Burress Likes Mitt
Just in case any political junkies were holding their breath, we now know who the anti-pornography lobby intends to vote for in the 2008 presidential election.
An article in the latest issue of Rolling Stone examines how the religious right is trying to regroup and develop new strategies after suffering major losses in the 2006 mid-term elections and a seeming abandonment by the Republican Party.
Among the people interviewed for the article is Phil Burress, president of Sharonville-based Citizens for Community Values (CCV), who discusses the lack of a social conservative in the frontrunners seeking the GOP’s presidential nomination.

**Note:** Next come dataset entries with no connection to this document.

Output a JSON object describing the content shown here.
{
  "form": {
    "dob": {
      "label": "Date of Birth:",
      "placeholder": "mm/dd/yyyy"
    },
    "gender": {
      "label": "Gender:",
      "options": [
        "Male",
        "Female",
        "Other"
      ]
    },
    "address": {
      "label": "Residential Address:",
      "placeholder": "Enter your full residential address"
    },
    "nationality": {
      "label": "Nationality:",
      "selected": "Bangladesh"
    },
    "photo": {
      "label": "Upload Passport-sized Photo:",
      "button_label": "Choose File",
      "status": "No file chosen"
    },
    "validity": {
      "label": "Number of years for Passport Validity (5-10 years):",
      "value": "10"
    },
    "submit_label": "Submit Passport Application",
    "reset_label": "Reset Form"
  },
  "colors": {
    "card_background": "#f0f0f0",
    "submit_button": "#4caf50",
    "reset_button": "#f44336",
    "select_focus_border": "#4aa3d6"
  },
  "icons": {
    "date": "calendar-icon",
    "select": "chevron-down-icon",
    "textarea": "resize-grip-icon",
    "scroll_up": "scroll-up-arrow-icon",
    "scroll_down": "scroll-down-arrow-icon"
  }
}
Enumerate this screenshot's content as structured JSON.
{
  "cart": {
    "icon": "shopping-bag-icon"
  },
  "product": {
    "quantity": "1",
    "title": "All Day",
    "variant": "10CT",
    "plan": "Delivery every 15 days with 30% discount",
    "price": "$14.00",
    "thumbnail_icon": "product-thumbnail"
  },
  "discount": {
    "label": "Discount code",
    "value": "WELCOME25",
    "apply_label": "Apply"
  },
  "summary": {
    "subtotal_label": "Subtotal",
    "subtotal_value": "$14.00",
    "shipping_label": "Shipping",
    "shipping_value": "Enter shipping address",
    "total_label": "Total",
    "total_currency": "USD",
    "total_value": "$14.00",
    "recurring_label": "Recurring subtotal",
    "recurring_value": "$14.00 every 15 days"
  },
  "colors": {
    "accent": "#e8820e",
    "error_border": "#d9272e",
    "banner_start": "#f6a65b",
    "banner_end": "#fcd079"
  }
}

Christian evangelicals are upset with U.S. Sen. John McCain because he called two of their leaders, the Rev. Jerry Falwell and the Rev. Pat Robertson, “agents of intolerance” in 2000, while former New York City Mayor Rudy Giuliani is pro-choice and supports gay rights. Meanwhile, former Mass. Gov. Mitt Romney is disliked because he is a Mormon, which many evangelicals consider a cult, and he also is considered a flip-flopper on gay rights.
Some evangelicals say the faction shouldn’t participate in the 2008 election at all, while others want to form a third political party, which could gain clout by threatening to act as a spoiler in presidential elections.
Rolling Stone’s article states: “Without a viable candidate to back, evangelicals face an unpalatable choice: Either hold their nose and rally behind Romney or throw their support behind a long-shot contender who doesn’t have a prayer of winning, such as Sen. Sam Brownback of Kansas or former Gov. Mike Huckabee of Arkansas. ‘We’re going to work hard in the primaries to support the candidate of our choice,’ says Phil Burress, president of Citizens for Community Values. ‘But if it comes down to McCain and Romney, I’m in Romney’s camp.’ ”
For readers with short memories, Romney raised hackles last year when he called a controversial highway project in his state a “tar baby.” Some African-Americans complained, noting the term’s history as a racial slur.
Romney was the keynote speaker at an August campaign fund-raiser in Indian Hill for Republican Phil Heimlich, who lost his re-election bid for Hamilton County commissioner three months later.